At present our scripts are unfortunately not coded flexibly enough to be released as a toolbox. Therefore for now, we would like to refer interested readers to contact us to obtain the code. However, we are happy to refer readers to the neuropointillist R toolbox. This toolbox does offer the possibility of flexible data input and result output. It can likewise handle brain structural data.
Therefore we now refer to the neuropointillist R package in the new version of the manuscript, see citation above.
6) Use of the AUDIT: total scores are used, whilst the AUDIT might measure both alcohol consumption and alcohol-related consequences (e.g., Doyle et al., 2007). Are different brain measures predicting (changes in) use and (changes in) consequences? This is important since the authors equate the total AUDIT with alcohol frequency throughout the manuscript.
We are very grateful for this observation. Our decision to investigate the AUDIT total scores was an a priori choice and was based on the feature that it measures consumption and consequences at the same time. The fact that we did refer to the term “frequency” throughout the manuscript actually had a different reason. In previous papers describing two-part latent growth curve models the two model parts are commonly referred to as the “probability” part of the model and the “frequency” part of the model (see e.g. Vazsonyi and Keiley, 2007). In order to avoid the confusion with the frequency subscale of the AUDIT and to be more precise in the terminology we now refer to the “alcohol use score”.

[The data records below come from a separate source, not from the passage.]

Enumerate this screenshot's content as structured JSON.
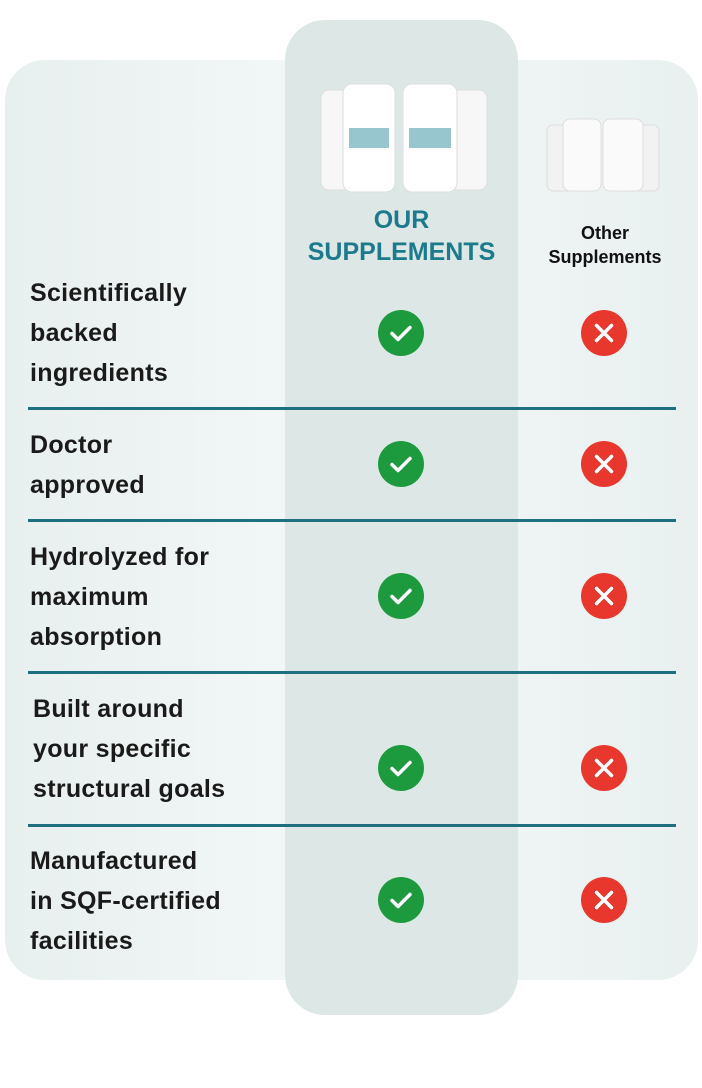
{
  "header": {
    "ours": [
      "OUR",
      "SUPPLEMENTS"
    ],
    "others": [
      "Other",
      "Supplements"
    ]
  },
  "rows": [
    {
      "feature": [
        "Scientifically",
        "backed",
        "ingredients"
      ]
    },
    {
      "feature": [
        "Doctor",
        "approved"
      ]
    },
    {
      "feature": [
        "Hydrolyzed for",
        "maximum",
        "absorption"
      ]
    },
    {
      "feature": [
        "Built around",
        "your specific",
        "structural goals"
      ]
    },
    {
      "feature": [
        "Manufactured",
        "in SQF-certified",
        "facilities"
      ]
    }
  ]
}
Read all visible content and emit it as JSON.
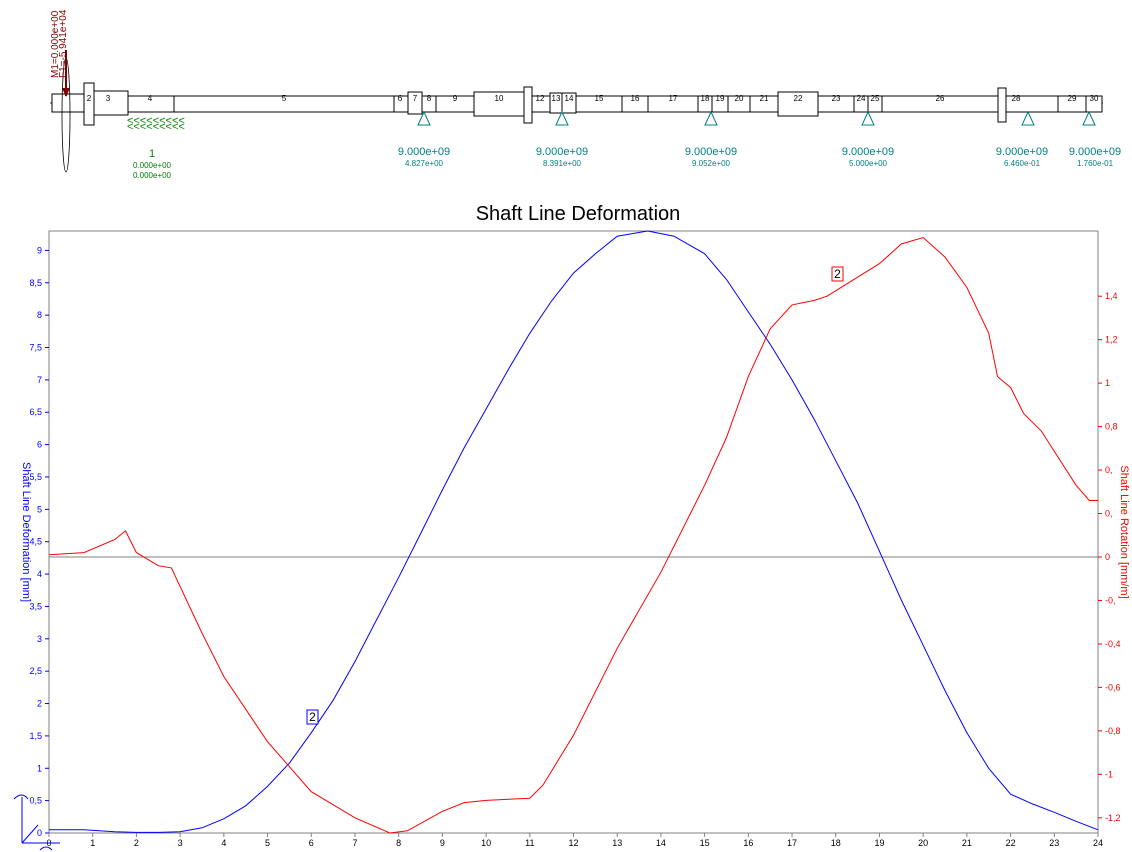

However, we used the time to additionally compute the separate analyses on grey matter volume for the frequency subscale of the AUDIT score.
Audit frequency subscore, continuous model, slope as predictor: n.s.
continuous model, intercept as predictor: n.s.
dichotomous model, slope as predictor: n.s.
dichotomous model, slope as predictor: n.s.
And found no significant results. Which made it even more relevant to remove the “frequency” terminology throughout the manuscript.
In order to avoid a major multiple test problem due to the fact that we would have to compute and report 8 separate analyses (grey vs. white matter X dichotomous vs. continuous X slope vs. intercept) for each subscore of the Audit (frequency, symptoms, problems) which would result in 24 additional tests we would like to refrain from conducting and reporting all of these subanalyses.